You can’t successfully cut your costs before you know your costs. You would be surprised to learn how many companies have only the most meager understanding of their major costs, especially labor costs, which represent approximately 60 percent of a terminal’s costs. For many companies, years of accounting adaptations have produced bookkeeping allocations, corporate cross-charges and otherwise well-intentioned adjustments that serve to confuse management on the true cost of operations. Moreover, some companies stir major costs, such as operating labor, into one large pot without fully understanding the ingredients of this stew.
4. Utilize targeted cost cuts
While cutting costs is the first thing many companies do in response to an economic slowdown, successful companies know what elements of their business are critical to their reputation and, as a result, they avoid sweeping cuts that will be detrimental to these functions. Targeted cost-cutting requires detailed knowledge of costs by department, by function and by activity, without allocations. There are no shortcuts; this is a tedious exercise but necessary to avoid overreacting or reducing costs in the wrong activities.
5. Make “savvy” investments.
Forward-thinking companies that are not capital-constrained understand that this is the time to make investments that will put them in a position of market strength when the recession ends. It may be difficult to imagine while coping with the severe downturn in global trade and the corresponding cargo declines, but the end of the recession will occur. Noow is the time to invest in facilities, technology and even strategic acquisitions that will place you on solid ground when the economy inevitably strengthens. If your IT systems cannot deliver the data necessary to understand costs, as described above, then it is time to make that investment to solve this problem.
6. Use emulation tools to plan for multiple scenarios.
Overcautious managers often wait too long to respond to declining volume and revenue, and then they “overcorrect.” Their cost-cutting activities can be compared to a beginning skier cutting wide swaths across the slope instead of the precise movements of the expert. These managers do not have a plan for reversals of fortune and so they tend to wait too long before cutting costs or cut back too much, with negative consequences for customer service levels
Planning tools, such as labor emulation tools, allow management to plan for volume changes (up or down) with a specific labor plan of action. These tools provide for precise and well-planned reactions to cargo volume changes, in contrast to unplanned reactions.
7 .Work as a team.
Teamwork plays into this in a number of ways:
• From the beginning of planning for a recessionary economy, teamwork is required to communicate up and down the organization about the company’s strengths and its plans to respond without compromising those sustainable business advantages.

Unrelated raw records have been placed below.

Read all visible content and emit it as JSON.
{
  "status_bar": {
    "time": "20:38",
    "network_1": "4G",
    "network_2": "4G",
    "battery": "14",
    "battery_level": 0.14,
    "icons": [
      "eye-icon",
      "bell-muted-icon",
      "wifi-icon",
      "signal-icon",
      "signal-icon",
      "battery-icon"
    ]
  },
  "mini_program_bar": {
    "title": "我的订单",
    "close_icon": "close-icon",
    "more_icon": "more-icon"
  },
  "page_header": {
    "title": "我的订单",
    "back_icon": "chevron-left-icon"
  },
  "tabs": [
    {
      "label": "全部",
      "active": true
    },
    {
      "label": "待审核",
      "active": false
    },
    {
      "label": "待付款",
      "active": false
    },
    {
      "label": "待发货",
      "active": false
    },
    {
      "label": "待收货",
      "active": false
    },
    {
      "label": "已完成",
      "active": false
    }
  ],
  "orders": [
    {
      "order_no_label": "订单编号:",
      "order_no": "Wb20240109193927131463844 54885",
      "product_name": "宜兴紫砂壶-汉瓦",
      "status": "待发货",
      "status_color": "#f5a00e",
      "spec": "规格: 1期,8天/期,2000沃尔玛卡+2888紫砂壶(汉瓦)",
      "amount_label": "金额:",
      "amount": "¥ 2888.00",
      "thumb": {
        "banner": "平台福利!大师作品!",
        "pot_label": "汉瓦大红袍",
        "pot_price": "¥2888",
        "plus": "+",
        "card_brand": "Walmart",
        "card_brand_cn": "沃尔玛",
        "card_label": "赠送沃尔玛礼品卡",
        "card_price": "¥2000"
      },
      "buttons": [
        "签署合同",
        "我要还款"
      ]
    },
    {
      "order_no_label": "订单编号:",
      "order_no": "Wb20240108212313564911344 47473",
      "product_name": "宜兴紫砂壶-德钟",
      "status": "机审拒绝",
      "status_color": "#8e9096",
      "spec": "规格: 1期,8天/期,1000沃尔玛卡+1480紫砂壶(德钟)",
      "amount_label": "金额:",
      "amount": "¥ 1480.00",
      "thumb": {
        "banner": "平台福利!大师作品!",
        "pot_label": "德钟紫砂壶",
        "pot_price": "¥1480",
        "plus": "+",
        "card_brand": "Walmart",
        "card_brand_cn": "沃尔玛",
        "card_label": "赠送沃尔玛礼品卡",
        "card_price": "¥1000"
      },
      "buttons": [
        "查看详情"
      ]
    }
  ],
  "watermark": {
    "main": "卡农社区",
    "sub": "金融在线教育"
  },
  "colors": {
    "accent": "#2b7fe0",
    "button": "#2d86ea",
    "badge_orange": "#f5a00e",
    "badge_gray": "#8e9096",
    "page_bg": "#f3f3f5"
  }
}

• Understanding the cost structure requires teamwork between accounting and operations departments with full access to data and a willingness within operations to answer tough questions about costs.
8. Upgrade and fine-tune your controls.
Measuring the success (or failure) of a plan is as important as the plan itself. Timely and accurate reporting of plan variances is an essential step in controlling spending. Other controls used to alter business-as-usual behavior are:
• Modifying bonus and pay increases based on meeting planned goals.
• Defining the course of action to be taken when cost-cutting goals conflict with service level goals.
9. Act decisively.
Companies that excel use a weak economy as an opportunity to take decisive actions that their competitors are reluctant to take. They are resolute in making commitments that improve their strategic position.
10. Leverage your management team to deal with recession planning.
Managing in an economic crisis requires a substantial amount of introspection about your business, its sustainable business advantages and cost structure.
Establishing a plan of action and the organizational will to execute that plan requires buy-in by management and staff to that plan of action.
A strong management team, armed with this information and the tools to analyze the underlying data, has a distinct advantage over its competition and is more likely to weather the economic storm.